Thursday, January 14, 2010

The Writer or The Story?

Kenyon Minions everywhere may hate me for what I am about to say, but . . . What can I do? I just finished two new books from her League series.  I want my darkhunters back, and that made me wonder about my loyalty to an author. I'm a very loyal reader. Karen Moning, I love Fae! Gena Showalter, Oh, Reyes, Masterpiece! Kresley Cole, you're the woman!

In this case, it was clearly loyalty only to a story. Sherrylin Kenyon's darkhunters, those men just rev my engine, and her plots read like a good action flick. In the darkhunter books, she made all the same quirky little writing errors found in her Born books, and it only bothered me in a very minor way. Because her story was good, and I wanted to hear it, I suppose. Born of Ice and Born of Fire didn't have that kind of story.

Frankly, it was a depressing world where almost everyone deserved to be shot. Each and every romance followed a pattern of Attraction, Betrayal, Forgiveness that leads to happily ever after. I'm not knocking it, but how happy can anyone be in a world where brutal torture is commonplace, justice is blind and hospitals expel patients on life support for lack of funds? I wanted to kill the characters and put them out of my misery.

There were high points, of course. In Born of Ice, the hero's mother has some great lines and the ending is everything anyone in a screwed up world could hope for; the bad guy buys it in a hail of blaster fire. Problem solved! Sometimes, violence is the answer apparently, but even that didn't seem to fit in the series like it would in a darkhunter universe. Because there were other answers! You have a justice system and diplomats popping up everywhere, so that the solution seems wrong somehow, too easy. Her universe may have been too much like reality in some ways.

Then there were the little things that kept adding up. Words in common phrases misplaced. References straight from the forties and fifties, like the mecha, Vik, doing a "danger-will-robinson" move, that just didn't fit the tone or story at all. Grammar was an issue, Ms. Kenyon! While, in the past, I've spotted the dark side of Ms. Kenyon's writing style, I dismissed it, or it wasn't this dark. The story was too good to pass up, perhaps. The Born Books left me feeling all hollow inside and wanting to edit like mad.
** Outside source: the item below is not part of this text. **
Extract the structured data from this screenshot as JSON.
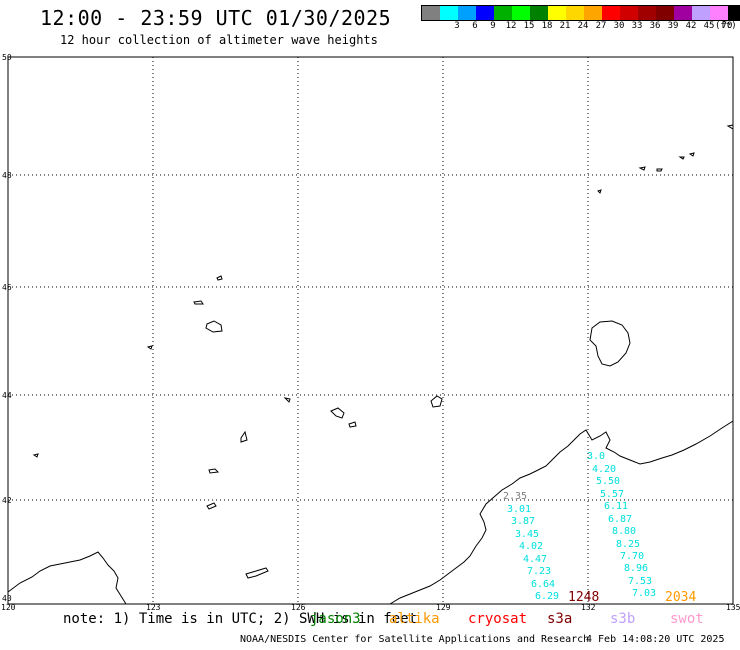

So, how much can any author count on reader loyalty? I don't think they can. Maybe sometimes we really ring the bell and our work takes on a life of it's own, then maybe, sometimes we realize we have to polish our craft because sometimes the story isn't enough on it's own. I'm going to pay much more attention to craft because of reading this series, so good came of it at least.  However, I'll probably pass on more League books, since I can't really edit them and I can't really read them without Prosac.